650) this.width=650; "class=" Fit-image "title=" 6 "src=" http://images.51cto.com/files/uploadimg/20120713/1023025. JPG "style=" border:0px; "/>

7. MapR File System

MapR file system has a certain reputation in the industry, not only MapR announced that its own file system is 2-5 times faster than HDFs (actually 20 times times), it also has mirroring, snapshots, high-performance These enterprise users like the characteristics.

650) this.width=650; "class=" Fit-image "title=" 7 "src=" http://images.51cto.com/files/uploadimg/20120713/1023026. JPG "style=" border:0px; "/>

8. NetApp Hadoop Open Solution

NetApp has revamped its physical Hadoop architecture by placing HDFs on disk arrays to achieve faster, more stable, and more secure Hadoop work.

650) this.width=650; "class=" Fit-image "title=" 8 "src=" http://images.51cto.com/files/uploadimg/20120713/1023027. JPG "style=" border:0px; "/>



"Finishing Learning HDFs" Hadoop Distributed File system a distributed filesystem

Contact Us

The content source of this page is from Internet, which doesn't represent Alibaba Cloud's opinion; products and services mentioned on that page don't have any relationship with Alibaba Cloud. If the content of the page makes you feel confusing, please write us an email, we will handle the problem within 5 days after receiving your email.

If you find any instances of plagiarism from the community, please send an email to: info-contact@alibabacloud.com and provide relevant evidence.
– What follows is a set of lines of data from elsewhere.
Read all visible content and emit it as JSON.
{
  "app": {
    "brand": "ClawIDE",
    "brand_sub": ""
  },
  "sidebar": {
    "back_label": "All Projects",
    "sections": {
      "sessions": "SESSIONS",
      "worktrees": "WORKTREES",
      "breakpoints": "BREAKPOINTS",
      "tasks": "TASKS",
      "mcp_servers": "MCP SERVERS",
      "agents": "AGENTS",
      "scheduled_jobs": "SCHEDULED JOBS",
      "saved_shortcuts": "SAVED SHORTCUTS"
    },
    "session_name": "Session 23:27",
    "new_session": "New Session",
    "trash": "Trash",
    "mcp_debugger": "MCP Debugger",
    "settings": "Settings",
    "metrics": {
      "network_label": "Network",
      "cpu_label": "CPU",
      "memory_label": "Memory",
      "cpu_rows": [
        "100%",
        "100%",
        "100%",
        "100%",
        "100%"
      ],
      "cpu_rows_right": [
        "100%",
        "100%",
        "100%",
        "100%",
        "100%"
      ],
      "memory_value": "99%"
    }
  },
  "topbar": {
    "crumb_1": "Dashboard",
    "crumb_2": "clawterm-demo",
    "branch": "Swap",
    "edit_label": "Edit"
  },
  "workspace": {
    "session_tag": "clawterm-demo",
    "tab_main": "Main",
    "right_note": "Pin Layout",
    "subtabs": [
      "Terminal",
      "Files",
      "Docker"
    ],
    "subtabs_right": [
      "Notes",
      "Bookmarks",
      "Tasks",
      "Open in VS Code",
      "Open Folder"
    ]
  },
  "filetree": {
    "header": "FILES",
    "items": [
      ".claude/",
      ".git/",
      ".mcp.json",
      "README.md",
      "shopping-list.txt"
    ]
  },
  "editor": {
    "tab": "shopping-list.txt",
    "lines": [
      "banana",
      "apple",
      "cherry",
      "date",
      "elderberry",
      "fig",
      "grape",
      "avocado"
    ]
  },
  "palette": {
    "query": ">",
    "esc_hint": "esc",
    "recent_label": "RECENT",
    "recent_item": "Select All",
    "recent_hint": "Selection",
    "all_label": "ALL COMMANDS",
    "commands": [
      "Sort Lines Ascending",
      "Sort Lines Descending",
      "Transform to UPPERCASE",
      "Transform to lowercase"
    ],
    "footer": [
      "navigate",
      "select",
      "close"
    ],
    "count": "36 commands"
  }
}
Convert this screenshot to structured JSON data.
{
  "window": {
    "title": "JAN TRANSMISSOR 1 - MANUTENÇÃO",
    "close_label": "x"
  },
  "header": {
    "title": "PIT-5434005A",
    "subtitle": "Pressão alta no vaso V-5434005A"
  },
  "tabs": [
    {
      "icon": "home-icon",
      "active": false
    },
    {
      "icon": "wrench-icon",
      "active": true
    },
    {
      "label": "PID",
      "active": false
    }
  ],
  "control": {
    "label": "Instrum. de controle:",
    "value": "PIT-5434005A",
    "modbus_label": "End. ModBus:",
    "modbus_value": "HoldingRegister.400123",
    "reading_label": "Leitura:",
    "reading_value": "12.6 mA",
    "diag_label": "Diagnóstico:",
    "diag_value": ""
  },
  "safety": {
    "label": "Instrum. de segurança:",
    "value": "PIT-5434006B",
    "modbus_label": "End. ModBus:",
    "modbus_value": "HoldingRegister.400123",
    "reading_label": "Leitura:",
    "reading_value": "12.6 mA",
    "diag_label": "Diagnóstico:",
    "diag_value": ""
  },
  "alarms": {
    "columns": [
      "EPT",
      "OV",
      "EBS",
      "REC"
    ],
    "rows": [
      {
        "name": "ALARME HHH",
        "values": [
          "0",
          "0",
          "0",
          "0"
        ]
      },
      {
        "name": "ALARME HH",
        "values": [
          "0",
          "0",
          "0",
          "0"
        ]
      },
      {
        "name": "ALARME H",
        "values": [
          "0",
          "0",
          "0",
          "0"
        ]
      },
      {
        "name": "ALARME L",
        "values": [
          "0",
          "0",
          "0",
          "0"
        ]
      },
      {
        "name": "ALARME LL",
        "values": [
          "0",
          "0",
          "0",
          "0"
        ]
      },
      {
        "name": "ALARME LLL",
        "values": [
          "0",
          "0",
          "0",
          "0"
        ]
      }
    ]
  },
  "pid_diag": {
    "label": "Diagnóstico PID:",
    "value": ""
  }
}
A staff member will contact you within 5 working days.

A Free Trial That Lets You Build Big!

Start building with 50+ products and up to 12 months usage for Elastic Compute Service

  • Sales Support

    1 on 1 presale consultation

  • After-Sales Support

    24/7 Technical Support 6 Free Tickets per Quarter Faster Response

  • Alibaba Cloud offers highly flexible support services tailored to meet your exact needs.